How do I verify that the personnel are Cranberry Township Employees?
All employed staff carry a Cranberry Township ID badge and drive appropriately labeled white vehicles.
How will I be informed, if a smoke test will be performed at my residence?
- A letter will be sent to all residents included in smoke testing.
- Residences will be tagged with a door-hanger several days prior to the event.
- You will receive a robotic phone call on the day before the test.
To conduct the test:
- Sewer and water staff seclude a particular portion of the sewer mainline pipe, sealing off the ends with plugs.
- The smoking machine is placed in a manhole, within the secluded section and begins blowing non-toxic, non-odorless smoke [MM2] into the lines using a small fan.
- Sewer and water employees walk along the test section, having a clear view of each residence, to spot any visual signs of smoke.
- If your home plumbing is adequate and the wastewater traps are full, no smoke should be released inside of your home. However, if smoke is spotted, our staff will document the source and nature of the problem and you will be notified.
- As a customer, you responsibility is limited to issues identified in the sewer lateral line or interior plumbing. The lateral line [MM3] is considered as the privately owned pipeline, connecting the residence to the main line sanitary sewer.
- All mainline issues will be handled by Cranberry Township.
How do I prepare for a smoke test?
- We recommend that you run water into all drains within your home, filling the wastewater traps and preventing smoke from entering your home.
- You do not need to be home for the test to take place.
- The non-toxic smoke will not harm your pets if it does enter your home.
What should I do if smoke enters my home?
- If smoke enters the home, do not panic.
- Inform a sewer and water employee of the location of the smoke.
- Open the windows and/or doors to ventilate the area and vacate the home.

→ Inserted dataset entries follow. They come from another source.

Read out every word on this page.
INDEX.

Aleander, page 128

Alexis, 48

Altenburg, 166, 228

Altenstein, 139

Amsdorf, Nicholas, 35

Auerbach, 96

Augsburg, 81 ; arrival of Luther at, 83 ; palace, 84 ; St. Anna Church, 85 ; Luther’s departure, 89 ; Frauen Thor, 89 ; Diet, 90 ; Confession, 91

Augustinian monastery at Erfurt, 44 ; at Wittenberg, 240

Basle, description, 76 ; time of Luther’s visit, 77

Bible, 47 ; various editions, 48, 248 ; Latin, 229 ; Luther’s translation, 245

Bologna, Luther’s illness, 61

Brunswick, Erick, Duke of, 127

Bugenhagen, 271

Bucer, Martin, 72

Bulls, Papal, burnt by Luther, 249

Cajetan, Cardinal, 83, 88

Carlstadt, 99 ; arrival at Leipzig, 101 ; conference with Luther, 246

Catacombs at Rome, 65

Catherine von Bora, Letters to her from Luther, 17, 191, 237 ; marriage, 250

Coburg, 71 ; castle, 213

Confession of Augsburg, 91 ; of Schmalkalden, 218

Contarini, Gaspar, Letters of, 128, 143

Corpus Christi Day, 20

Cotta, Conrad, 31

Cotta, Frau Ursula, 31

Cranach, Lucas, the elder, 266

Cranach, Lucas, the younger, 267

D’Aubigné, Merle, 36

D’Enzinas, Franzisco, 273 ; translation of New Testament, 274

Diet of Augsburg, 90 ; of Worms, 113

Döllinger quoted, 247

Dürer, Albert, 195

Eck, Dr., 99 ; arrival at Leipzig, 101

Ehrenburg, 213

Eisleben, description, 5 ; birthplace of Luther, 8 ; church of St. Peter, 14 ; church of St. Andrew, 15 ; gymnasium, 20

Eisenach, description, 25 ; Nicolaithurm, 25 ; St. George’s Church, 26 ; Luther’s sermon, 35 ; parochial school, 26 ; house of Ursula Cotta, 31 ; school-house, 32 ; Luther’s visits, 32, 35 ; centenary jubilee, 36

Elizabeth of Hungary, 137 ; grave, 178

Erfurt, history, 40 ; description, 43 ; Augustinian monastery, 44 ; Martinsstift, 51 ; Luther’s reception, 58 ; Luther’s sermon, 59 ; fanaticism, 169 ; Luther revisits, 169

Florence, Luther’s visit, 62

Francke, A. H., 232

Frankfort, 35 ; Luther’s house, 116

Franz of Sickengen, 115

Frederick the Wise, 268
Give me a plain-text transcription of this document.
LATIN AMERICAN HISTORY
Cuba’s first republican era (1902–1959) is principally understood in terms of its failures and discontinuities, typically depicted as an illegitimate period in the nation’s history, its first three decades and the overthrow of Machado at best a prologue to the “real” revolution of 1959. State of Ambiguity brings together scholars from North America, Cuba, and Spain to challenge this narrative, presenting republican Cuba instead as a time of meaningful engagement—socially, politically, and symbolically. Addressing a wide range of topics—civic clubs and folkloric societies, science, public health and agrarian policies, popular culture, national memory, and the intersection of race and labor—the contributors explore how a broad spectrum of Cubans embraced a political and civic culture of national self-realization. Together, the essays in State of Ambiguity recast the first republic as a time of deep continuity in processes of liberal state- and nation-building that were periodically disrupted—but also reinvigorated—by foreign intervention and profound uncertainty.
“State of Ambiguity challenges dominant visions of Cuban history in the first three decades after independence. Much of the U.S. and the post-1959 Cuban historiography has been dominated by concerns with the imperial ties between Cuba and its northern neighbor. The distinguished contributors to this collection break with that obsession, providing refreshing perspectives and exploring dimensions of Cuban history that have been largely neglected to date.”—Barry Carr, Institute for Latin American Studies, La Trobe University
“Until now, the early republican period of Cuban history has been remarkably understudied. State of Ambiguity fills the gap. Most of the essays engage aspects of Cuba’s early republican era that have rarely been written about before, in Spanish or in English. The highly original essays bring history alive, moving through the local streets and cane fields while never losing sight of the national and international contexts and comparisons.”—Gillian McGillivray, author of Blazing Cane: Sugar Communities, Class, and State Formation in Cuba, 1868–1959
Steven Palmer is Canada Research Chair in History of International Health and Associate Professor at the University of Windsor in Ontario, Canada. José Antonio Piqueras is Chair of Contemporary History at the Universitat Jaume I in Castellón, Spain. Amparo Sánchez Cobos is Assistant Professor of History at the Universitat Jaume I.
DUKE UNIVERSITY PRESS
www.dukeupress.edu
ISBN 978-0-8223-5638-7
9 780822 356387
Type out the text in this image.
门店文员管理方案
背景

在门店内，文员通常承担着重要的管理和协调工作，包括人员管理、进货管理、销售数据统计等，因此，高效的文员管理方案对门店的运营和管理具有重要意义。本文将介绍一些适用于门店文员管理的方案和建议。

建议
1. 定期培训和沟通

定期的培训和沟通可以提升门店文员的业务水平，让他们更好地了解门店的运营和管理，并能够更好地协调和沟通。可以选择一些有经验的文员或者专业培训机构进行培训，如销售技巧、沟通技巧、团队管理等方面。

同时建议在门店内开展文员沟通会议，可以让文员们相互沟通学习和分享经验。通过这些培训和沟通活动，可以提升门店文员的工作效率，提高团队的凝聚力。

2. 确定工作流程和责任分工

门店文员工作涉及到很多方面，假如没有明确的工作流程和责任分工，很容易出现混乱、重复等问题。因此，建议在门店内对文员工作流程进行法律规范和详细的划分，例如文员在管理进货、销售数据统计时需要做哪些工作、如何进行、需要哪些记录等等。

We ask that you vacate the premises due to the chance that there is an unrelated house fire.
- Smoke will dissipate on its own.
- Smoke is not hazardous.
What is considered an illegal connection?
All stormwater or groundwater connections that tie into the sanitary collection system are considered illegal per Cranberry Township’s Code of Ordinance Opens a New Window. . Examples are not limited to:
- Downspout Connections
- Outdoor Drains
- French Drains
- Sump Pumps
Questions and Concerns
Is the smoke harmful? The smoke is non-toxic, non carcinogenic, non corrosive, leaves no residue, and creates no fire hazard.
Should I be home during the testing? You do not need to be home when the testing is occurring. Field staff will monitor the test from outside the home and take notes where needed. All pets are safe to stay in doors when the procedure is taking place.
Can the smoke testing activate the smoke alarms? Yes, smoke alarms may be activated during smoke testing. If possible, open windows and/or doors for ventilation.
What should I do if smoke gets into the house? Open windows to allow ventilation and note the location of the smoke emission. Exit the building and notify Township smoke testing personnel in the area.
Why do you recommend evacuating the building? As precautionary measure you are to evacuate the building if you witness smoke indoors in the rare case that there is a fire occurring at the same time that the smoke test is active.
How long will the testing take? Smoke testing usually takes between a half hour to one hour to complete. Expect that field staff may be testing other parts of your neighborhood throughout the day.
Where does the smoke appear? Smoke may be seen coming from roof vents, downspouts, building foundations, manhole covers or sewer cleanouts.